Acne inversa is a skin condition that causes painful swelling and bumps. It can also cause fluid to ooze from the skin, and if the bumps are wounded, they often heal slowly. The causes of the disorder are thought to be linked to autoimmune disease. It can be made worse by obesity, eating an inflammatory diet, or smoking. Treatments can include lifestyle changes, antibiotics, surgery, and radiation.
Unlike regular acne, acne inversa often affects those who have already gone through adolescence. Some of the most common symptoms of the condition include bumps that may swell and burst, painful lumps, and fluid oozing from the skin. The abscesses on the skin can be chronic; if a bump is cut, the open wound may not heal for a long time. The condition can be very painful.
There is currently some debate about the true cause of acne inversa because there seem to be a lot of predisposing factors. People who’ve gone through puberty, sweat excessively, and are obese are thought to be more likely to get the disease. There is also some recent research supporting the claim that acne inversa may be linked to autoimmune conditions. The disease is not a result of bacteria on the skin, however.
The condition can be made worse or “triggered” by a variety of factors. Patients with acne inversa are often advised to avoid these triggers. Some factors that can worsen symptoms include wearing tight clothing, being overweight, and smoking. Certain types of drugs, such as oral contraceptives, are also thought to make the condition worse. If the patient lives in a humid and hot climate, this may not help the situation either.

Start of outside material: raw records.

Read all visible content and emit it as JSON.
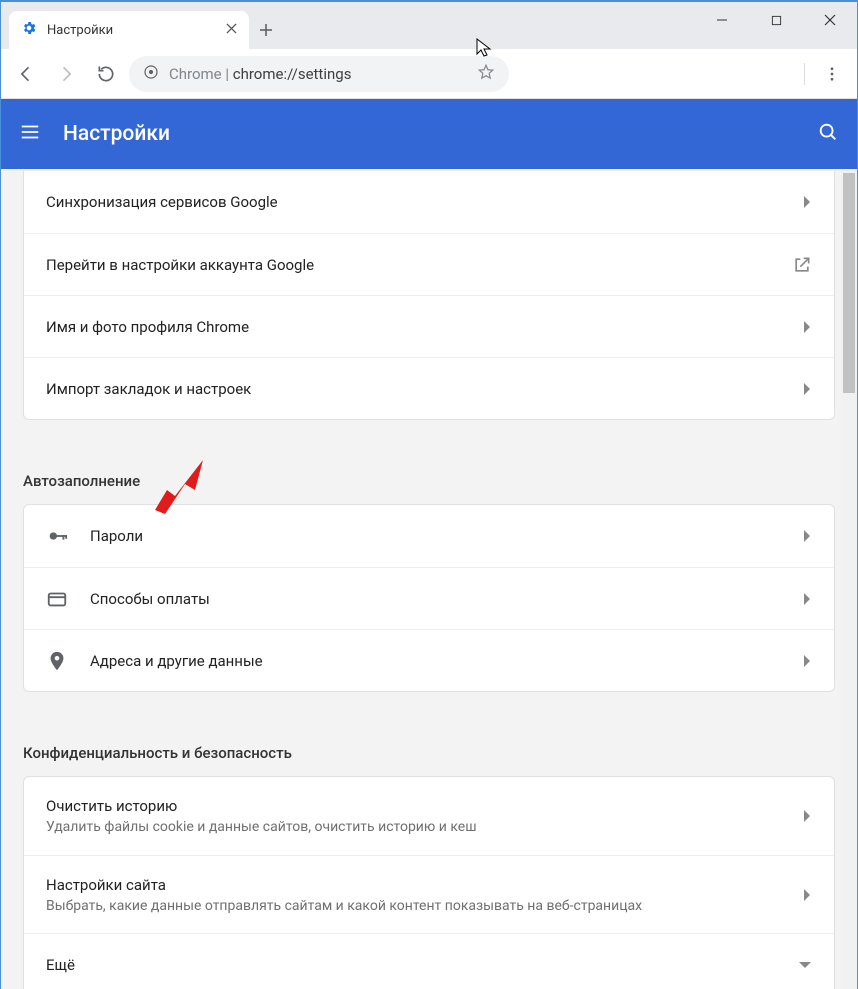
{
  "window": {
    "tab_title": "Настройки"
  },
  "omnibox": {
    "origin_label": "Chrome",
    "path": "chrome://settings"
  },
  "header": {
    "title": "Настройки"
  },
  "group_people": {
    "items": [
      {
        "label": "Синхронизация сервисов Google",
        "action": "chevron"
      },
      {
        "label": "Перейти в настройки аккаунта Google",
        "action": "external"
      },
      {
        "label": "Имя и фото профиля Chrome",
        "action": "chevron"
      },
      {
        "label": "Импорт закладок и настроек",
        "action": "chevron"
      }
    ]
  },
  "group_autofill": {
    "title": "Автозаполнение",
    "items": [
      {
        "icon": "key-icon",
        "label": "Пароли"
      },
      {
        "icon": "card-icon",
        "label": "Способы оплаты"
      },
      {
        "icon": "place-icon",
        "label": "Адреса и другие данные"
      }
    ]
  },
  "group_privacy": {
    "title": "Конфиденциальность и безопасность",
    "items": [
      {
        "label": "Очистить историю",
        "sub": "Удалить файлы cookie и данные сайтов, очистить историю и кеш",
        "action": "chevron"
      },
      {
        "label": "Настройки сайта",
        "sub": "Выбрать, какие данные отправлять сайтам и какой контент показывать на веб-страницах",
        "action": "chevron"
      },
      {
        "label": "Ещё",
        "action": "chevron-down"
      }
    ]
  }
}
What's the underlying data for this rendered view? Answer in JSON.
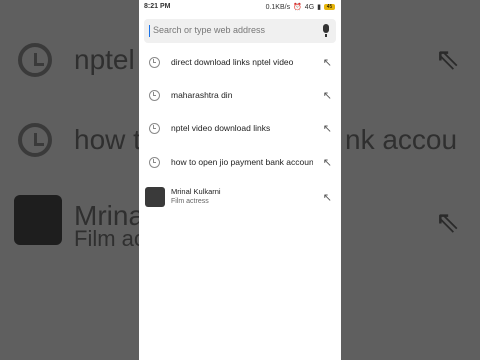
{
  "background": {
    "items": [
      "nptel vi",
      "how to",
      "nk accou",
      "Mrinal K",
      "Film act"
    ]
  },
  "status_bar": {
    "time": "8:21 PM",
    "speed": "0.1KB/s",
    "network": "4G",
    "battery": "45"
  },
  "search": {
    "placeholder": "Search or type web address"
  },
  "suggestions": [
    {
      "label": "direct download links nptel video",
      "icon": "history-icon"
    },
    {
      "label": "maharashtra din",
      "icon": "history-icon"
    },
    {
      "label": "nptel video download links",
      "icon": "history-icon"
    },
    {
      "label": "how to open jio payment bank account",
      "icon": "history-icon"
    }
  ],
  "entity": {
    "title": "Mrinal Kulkarni",
    "subtitle": "Film actress"
  },
  "colors": {
    "accent": "#1a73e8",
    "battery": "#e7b50a"
  }
}
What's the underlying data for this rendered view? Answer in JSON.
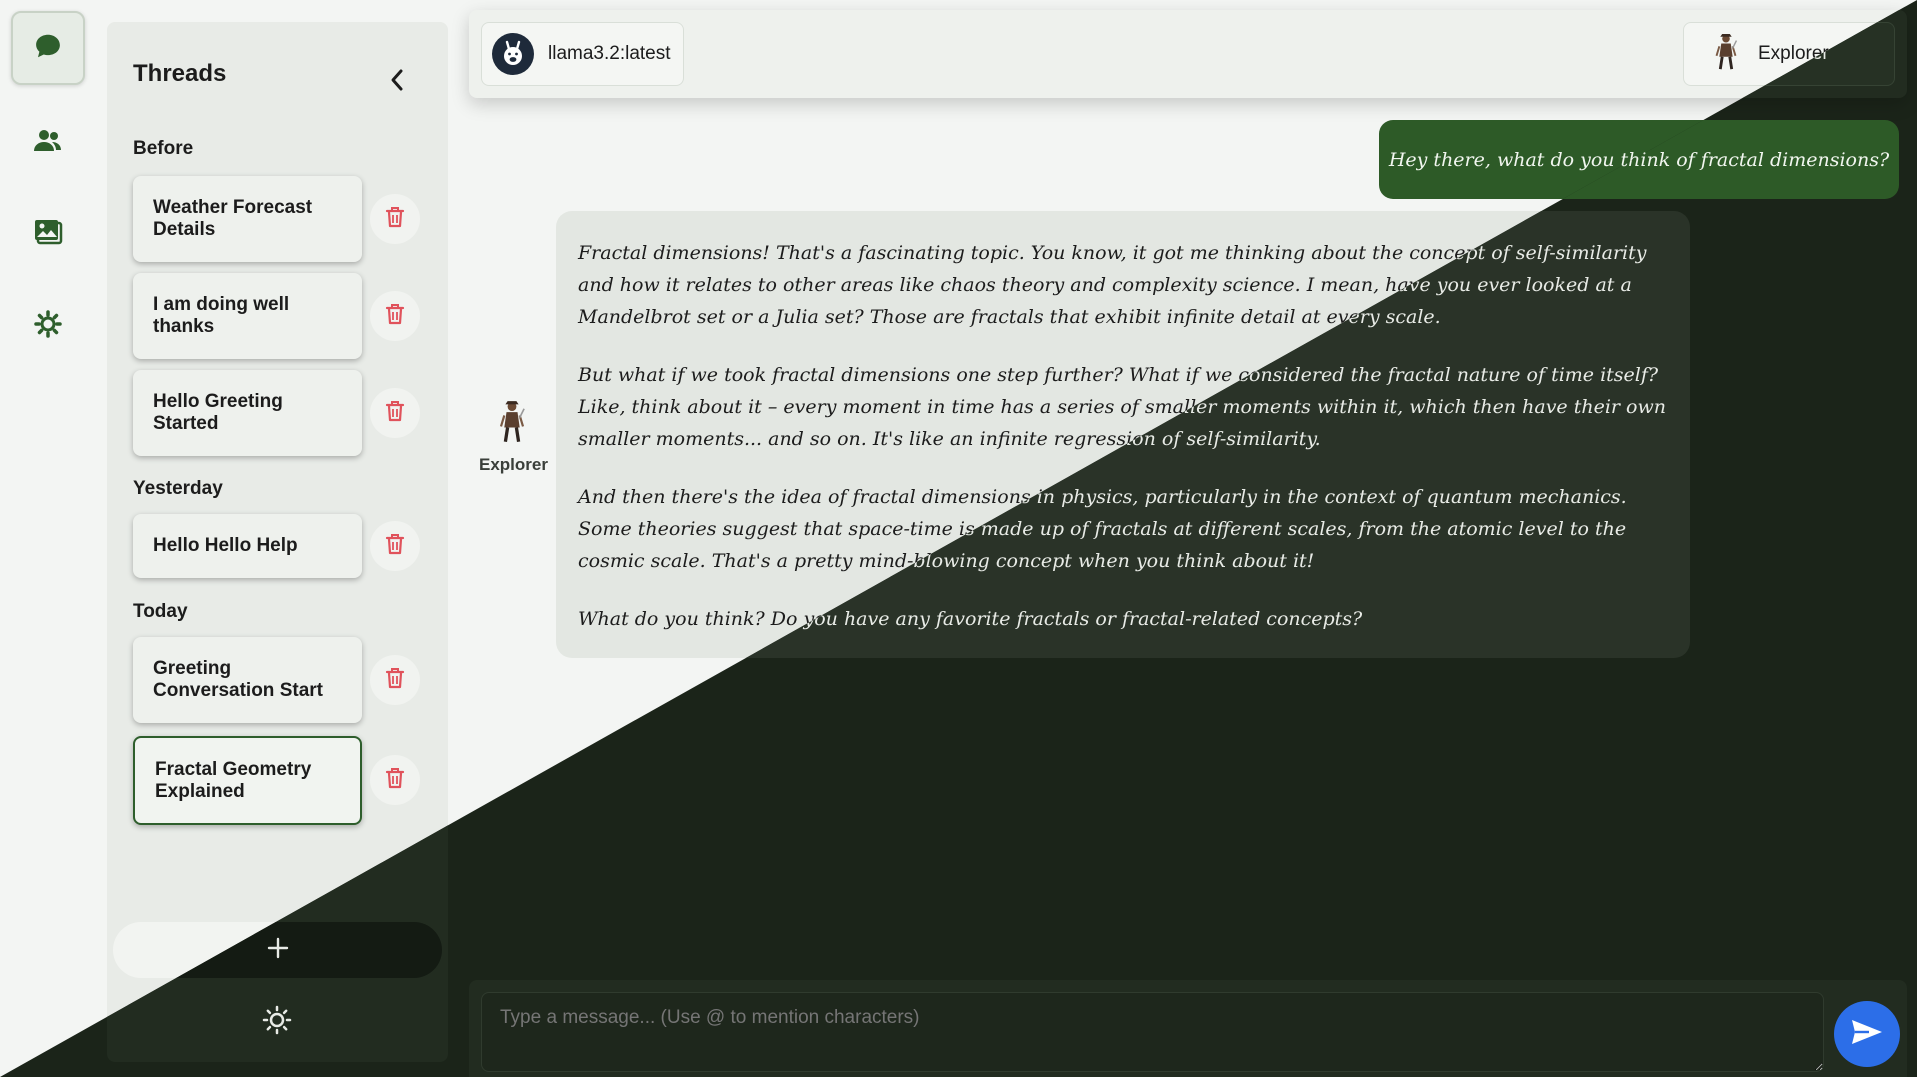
{
  "sidebar": {
    "icons": [
      "chat-icon",
      "users-icon",
      "image-icon",
      "settings-icon"
    ]
  },
  "threads": {
    "title": "Threads",
    "groups": [
      {
        "label": "Before",
        "items": [
          "Weather Forecast Details",
          "I am doing well thanks",
          "Hello Greeting Started"
        ]
      },
      {
        "label": "Yesterday",
        "items": [
          "Hello Hello Help"
        ]
      },
      {
        "label": "Today",
        "items": [
          "Greeting Conversation Start",
          "Fractal Geometry Explained"
        ]
      }
    ],
    "active": "Fractal Geometry Explained"
  },
  "header": {
    "model": "llama3.2:latest",
    "character": "Explorer"
  },
  "chat": {
    "user_message": "Hey there, what do you think of fractal dimensions?",
    "bot_name": "Explorer",
    "bot_paragraphs": [
      "Fractal dimensions! That's a fascinating topic. You know, it got me thinking about the concept of self-similarity and how it relates to other areas like chaos theory and complexity science. I mean, have you ever looked at a Mandelbrot set or a Julia set? Those are fractals that exhibit infinite detail at every scale.",
      "But what if we took fractal dimensions one step further? What if we considered the fractal nature of time itself? Like, think about it – every moment in time has a series of smaller moments within it, which then have their own smaller moments... and so on. It's like an infinite regression of self-similarity.",
      "And then there's the idea of fractal dimensions in physics, particularly in the context of quantum mechanics. Some theories suggest that space-time is made up of fractals at different scales, from the atomic level to the cosmic scale. That's a pretty mind-blowing concept when you think about it!",
      "What do you think? Do you have any favorite fractals or fractal-related concepts?"
    ]
  },
  "composer": {
    "placeholder": "Type a message... (Use @ to mention characters)"
  },
  "colors": {
    "accent": "#2d5a27",
    "send": "#2c6ee8",
    "delete": "#e0525b",
    "dark_bg": "#1b2419"
  }
}
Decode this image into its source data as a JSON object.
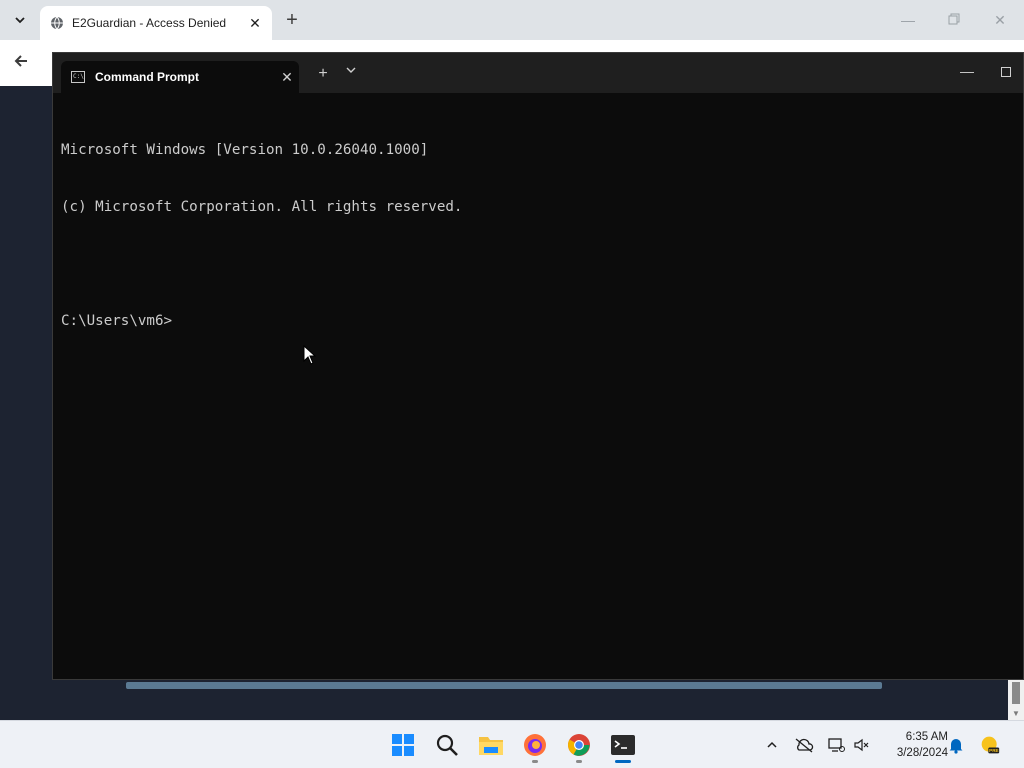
{
  "browser": {
    "tab_title": "E2Guardian - Access Denied",
    "new_tab_symbol": "+",
    "close_symbol": "✕"
  },
  "terminal": {
    "tab_title": "Command Prompt",
    "lines": [
      "Microsoft Windows [Version 10.0.26040.1000]",
      "(c) Microsoft Corporation. All rights reserved.",
      "",
      "C:\\Users\\vm6>"
    ]
  },
  "taskbar": {
    "apps": [
      "windows-start",
      "search",
      "file-explorer",
      "firefox",
      "chrome",
      "terminal"
    ],
    "time": "6:35 AM",
    "date": "3/28/2024"
  },
  "icons": {
    "tab_search": "chevron-down-icon",
    "globe": "globe-icon",
    "back": "back-arrow-icon"
  },
  "colors": {
    "terminal_bg": "#0c0c0c",
    "terminal_text": "#cccccc",
    "accent": "#0067c0"
  }
}
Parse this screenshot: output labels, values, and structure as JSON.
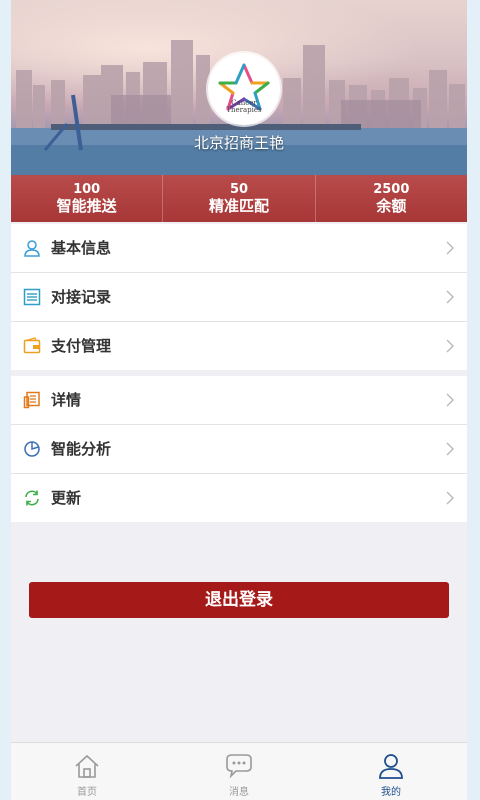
{
  "profile": {
    "username": "北京招商王艳",
    "avatar_logo_line1": "Cancer",
    "avatar_logo_line2": "Therapies"
  },
  "stats": [
    {
      "value": "100",
      "label": "智能推送"
    },
    {
      "value": "50",
      "label": "精准匹配"
    },
    {
      "value": "2500",
      "label": "余额"
    }
  ],
  "menu_group_1": [
    {
      "label": "基本信息",
      "icon": "user-icon"
    },
    {
      "label": "对接记录",
      "icon": "list-icon"
    },
    {
      "label": "支付管理",
      "icon": "wallet-icon"
    }
  ],
  "menu_group_2": [
    {
      "label": "详情",
      "icon": "document-icon"
    },
    {
      "label": "智能分析",
      "icon": "pie-chart-icon"
    },
    {
      "label": "更新",
      "icon": "refresh-icon"
    }
  ],
  "logout_label": "退出登录",
  "tabbar": [
    {
      "label": "首页",
      "icon": "home-icon",
      "active": false
    },
    {
      "label": "消息",
      "icon": "message-icon",
      "active": false
    },
    {
      "label": "我的",
      "icon": "person-icon",
      "active": true
    }
  ],
  "colors": {
    "accent_red": "#a51a18",
    "stats_red": "#b04242",
    "active_tab": "#1f4e8c",
    "user_icon": "#3aa0d8",
    "list_icon": "#2f9ec5",
    "wallet_icon": "#f0a020",
    "document_icon": "#e27a1c",
    "pie_icon": "#3b6fb5",
    "refresh_icon": "#3cae4a"
  }
}
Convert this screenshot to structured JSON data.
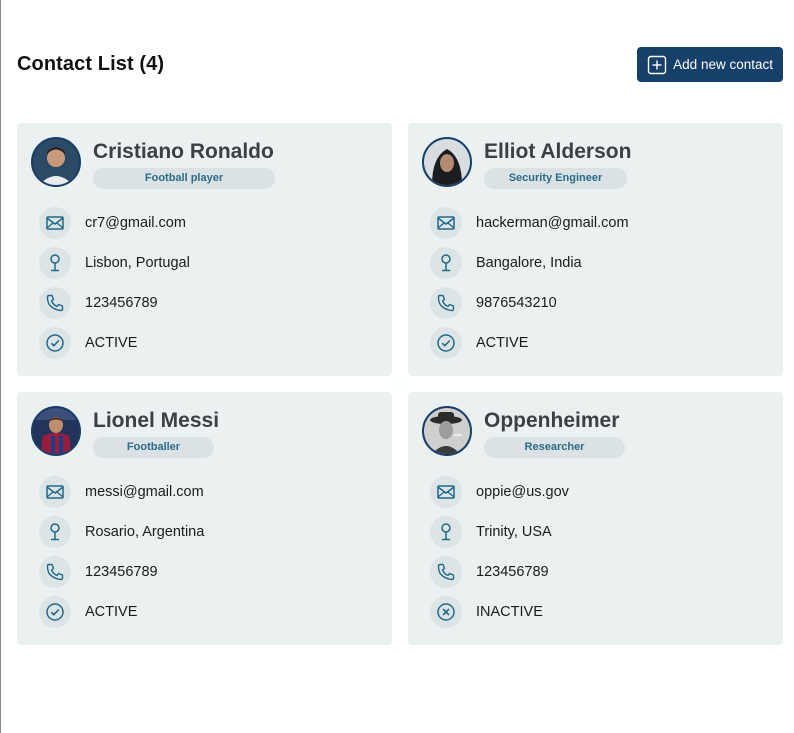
{
  "header": {
    "title": "Contact List (4)",
    "add_button_label": "Add new contact"
  },
  "colors": {
    "primary": "#163f6a",
    "card_bg": "#ebf0f1",
    "pill_bg": "#dbe2e5",
    "pill_text": "#2a6b86",
    "icon_stroke": "#1f6a8a"
  },
  "contacts": [
    {
      "name": "Cristiano Ronaldo",
      "role": "Football player",
      "email": "cr7@gmail.com",
      "location": "Lisbon, Portugal",
      "phone": "123456789",
      "status": "ACTIVE",
      "status_icon": "check-circle-icon"
    },
    {
      "name": "Elliot Alderson",
      "role": "Security Engineer",
      "email": "hackerman@gmail.com",
      "location": "Bangalore, India",
      "phone": "9876543210",
      "status": "ACTIVE",
      "status_icon": "check-circle-icon"
    },
    {
      "name": "Lionel Messi",
      "role": "Footballer",
      "email": "messi@gmail.com",
      "location": "Rosario, Argentina",
      "phone": "123456789",
      "status": "ACTIVE",
      "status_icon": "check-circle-icon"
    },
    {
      "name": "Oppenheimer",
      "role": "Researcher",
      "email": "oppie@us.gov",
      "location": "Trinity, USA",
      "phone": "123456789",
      "status": "INACTIVE",
      "status_icon": "x-circle-icon"
    }
  ]
}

There are a number of different treatments for acne inversa, although the proper one depends on the severity of the condition. This is true of many disorders; acne inversa is relatively poorly understood, however, so it’s important that the patient understands the benefits and risks of each treatment. One way to address the condition is to consider diet and lifestyle changes. This can include avoiding foods that cause inflammation as well as trying to slim down.
Medical treatments for acne inversa include antibiotics, steroid injections, and supplements such as zinc gluconate. If the condition doesn't improve with conservative treatment, surgery to remove the affected areas may be an option. In some parts of the world, radiation treatment is recommended for the condition, although this is rarely prescribed in the U.S.